Artikel ini ditulis oleh Dwi Kuswantoro, Ketua DPW Partai Ummat DIY.
Berita malam yang baru saya baca pagi ini (13/1/2023) atas meninggalnya salah satu mahasiswa Universitas Negeri Yogyakarta (UNY) bernama Nur Riska Fitri Aningsih betul-betul menyayat hati kemanusian kita.
Mahasiswi asal Purbalingga Jawa Tengah ini meninggal disebabkan depresi karena ketidakmampuannya membayar uang kuliah tunggal (UKT) yang terlalu tinggi.
Semakin membuat ‘marah’ jiwa kemanusiaan kita, karena ini terjadi di kampus yang menggunakan sumber anggaran negara (APBN). Sedangkan sudah sangat jelas amanah konstitusi kita yang tertuang dalam alinea keempat pembukaan UUD 1945, kenapa negara Republik Indonesia dibentuk, yaitu untuk bisa melindungi segenap bangsa Indonesia dan seluruh tumpah darah Indonesia, memajukan kesejahteraan umum dan mencerdaskan kehidupan bangsa.

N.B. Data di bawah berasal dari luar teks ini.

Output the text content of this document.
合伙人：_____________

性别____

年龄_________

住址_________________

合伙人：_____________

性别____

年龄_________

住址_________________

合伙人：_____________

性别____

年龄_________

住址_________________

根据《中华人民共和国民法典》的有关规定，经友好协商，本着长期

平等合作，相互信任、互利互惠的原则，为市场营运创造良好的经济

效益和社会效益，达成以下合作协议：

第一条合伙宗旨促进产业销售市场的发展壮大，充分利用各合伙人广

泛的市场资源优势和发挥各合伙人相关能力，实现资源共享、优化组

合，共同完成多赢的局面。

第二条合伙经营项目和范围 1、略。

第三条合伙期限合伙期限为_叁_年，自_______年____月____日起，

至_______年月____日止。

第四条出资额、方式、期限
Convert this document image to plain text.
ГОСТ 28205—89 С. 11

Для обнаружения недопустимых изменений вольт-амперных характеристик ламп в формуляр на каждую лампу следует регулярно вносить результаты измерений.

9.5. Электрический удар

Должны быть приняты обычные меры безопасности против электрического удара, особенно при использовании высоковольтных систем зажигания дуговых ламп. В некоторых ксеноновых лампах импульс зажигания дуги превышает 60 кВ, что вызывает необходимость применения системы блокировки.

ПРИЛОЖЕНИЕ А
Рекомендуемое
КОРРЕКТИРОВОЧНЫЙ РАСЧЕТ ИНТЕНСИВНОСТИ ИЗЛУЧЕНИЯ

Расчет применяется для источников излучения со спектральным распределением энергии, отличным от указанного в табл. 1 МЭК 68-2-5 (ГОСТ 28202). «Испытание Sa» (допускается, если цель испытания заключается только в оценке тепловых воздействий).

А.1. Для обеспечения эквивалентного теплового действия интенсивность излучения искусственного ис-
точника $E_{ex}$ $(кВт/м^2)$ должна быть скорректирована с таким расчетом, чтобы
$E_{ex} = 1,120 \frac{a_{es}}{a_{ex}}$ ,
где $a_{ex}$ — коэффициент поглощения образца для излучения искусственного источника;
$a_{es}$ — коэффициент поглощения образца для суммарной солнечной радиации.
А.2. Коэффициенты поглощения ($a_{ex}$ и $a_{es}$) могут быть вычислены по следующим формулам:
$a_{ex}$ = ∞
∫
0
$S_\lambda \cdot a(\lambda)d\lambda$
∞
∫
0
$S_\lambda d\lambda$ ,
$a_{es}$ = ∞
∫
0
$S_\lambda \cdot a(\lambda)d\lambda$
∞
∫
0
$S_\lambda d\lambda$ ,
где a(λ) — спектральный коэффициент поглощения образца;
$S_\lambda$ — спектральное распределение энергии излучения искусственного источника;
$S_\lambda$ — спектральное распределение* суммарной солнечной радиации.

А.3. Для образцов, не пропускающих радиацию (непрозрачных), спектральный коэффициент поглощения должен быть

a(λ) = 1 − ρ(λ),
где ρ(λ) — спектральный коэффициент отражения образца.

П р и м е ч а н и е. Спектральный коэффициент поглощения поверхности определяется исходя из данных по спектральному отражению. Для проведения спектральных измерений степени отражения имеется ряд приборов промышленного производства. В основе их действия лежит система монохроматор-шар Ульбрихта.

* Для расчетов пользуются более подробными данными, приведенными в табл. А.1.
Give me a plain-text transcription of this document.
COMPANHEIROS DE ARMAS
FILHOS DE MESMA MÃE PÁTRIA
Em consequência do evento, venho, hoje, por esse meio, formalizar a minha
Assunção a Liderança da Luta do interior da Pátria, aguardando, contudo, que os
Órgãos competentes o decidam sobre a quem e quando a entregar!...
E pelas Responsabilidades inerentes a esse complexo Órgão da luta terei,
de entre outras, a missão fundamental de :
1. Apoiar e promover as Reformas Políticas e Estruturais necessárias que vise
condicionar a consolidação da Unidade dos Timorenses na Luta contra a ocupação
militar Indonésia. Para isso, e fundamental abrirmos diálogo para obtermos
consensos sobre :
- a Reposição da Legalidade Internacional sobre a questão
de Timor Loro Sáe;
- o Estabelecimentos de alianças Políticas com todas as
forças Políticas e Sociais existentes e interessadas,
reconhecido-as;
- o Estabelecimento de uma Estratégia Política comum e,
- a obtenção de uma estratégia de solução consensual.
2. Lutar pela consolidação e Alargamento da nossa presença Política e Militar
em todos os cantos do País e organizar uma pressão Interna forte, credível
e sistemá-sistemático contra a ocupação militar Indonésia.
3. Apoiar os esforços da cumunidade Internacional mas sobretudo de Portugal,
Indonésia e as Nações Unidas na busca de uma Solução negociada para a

Pendidikan adalah kewajiban negara, keadilan sosial adalah kewajiban negara. Tapi mengapa biaya pendidikan tinggi justru hadir di kampus negeri yang anggarannya dari anggaran negara?
Reformasi Pendidikan
Pikiran kemudian menerawang jauh dan teringat dengan satu puisi WS Rendra (1977) yang berjudul Sajak Sebatang Lisong.
“Aku bertanya,
tetapi pertanyaan-pertanyaanku membentur meja kekuasaan yang macet dan papantulis para pendidik yang terlepas dari persoalan kehidupan”
Pendidikan tidak boleh lepas dari persoalan kehidupan dan kemanusiaan. Pendidikan adalah untuk meninggikan derajat kemanusiaan, bukan justru menjadi ajang pembantaian dan mematikan kemanusiaan itu sendiri.
Jujur harus kita akui pendidikan kita saat ini lebih mengadopsi konsep sebagai sebagai industri. Sebagai pendekatan industri pendidikan lebih mengendepankan proses produksi yang berbasis input-output, sehingga pada akhirnya manusia sama nilainya dengan sebuah barang hasil produksi.
Kejadian ini memberikan tanda kita sebagai warga bangsa, bahwa dunia pendidikan kita masih menyisakan banyak masalah yang sangat serius, sehingga perbaikan menjadi harga mati. Perbaikan tidak cukup secara sektoral, tetapi harus menyeluruh atau lebih tepatnya adalah perlu reformasi sistem pendidikan kita.
Perbaikan sistem pendidikan bukan hanya persoalan proses dan prosedur, tetapi lebih jauh dan subtansi yaitu tentang esensi konsep pendidikan untuk memajukan kemanusiaan. Cukup sudah dan jangan sampai berita-berita sejenis muncul dari dunia pendidikan kita dalam waktu yang akan datang.
Empati sosial harus hadir dalam ruang pendidikan kita. Para guru besar, doktor dan master pendidikan di kampus-kampus harus bersama-sama mendiskusikan untuk merekonstruksi arah pendidikan kita sebelum terlalu jauh tersesat. Pendekatan industri yang menjadikan manusia menjadi bagian dari faktor produksi dan terlepas dari esensi pendidikan untuk memanusiakan manusia harus diakhiri.
Tagline Merdeka Belajar yang jadi arah pendidikan hari ini, kalau pada akhirnya hanya meningkatkan gap yang membuat orang miskin tidak boleh sekolah, orang miskin tidak boleh kuliah; harus segera disudahi. Cukup satu saja ananda Nur Riska Fitri Aningsih saja sebagai martil, untuk memukul kesadaran mata hati dan pikiran semua anak bangsa.
Teruntuk keluarga Almarhumah, Insya Allah Jannah untuk ananda; karena ananda telah menjadi korban untuk martil perbaikan dunia pendidikan Indonesia.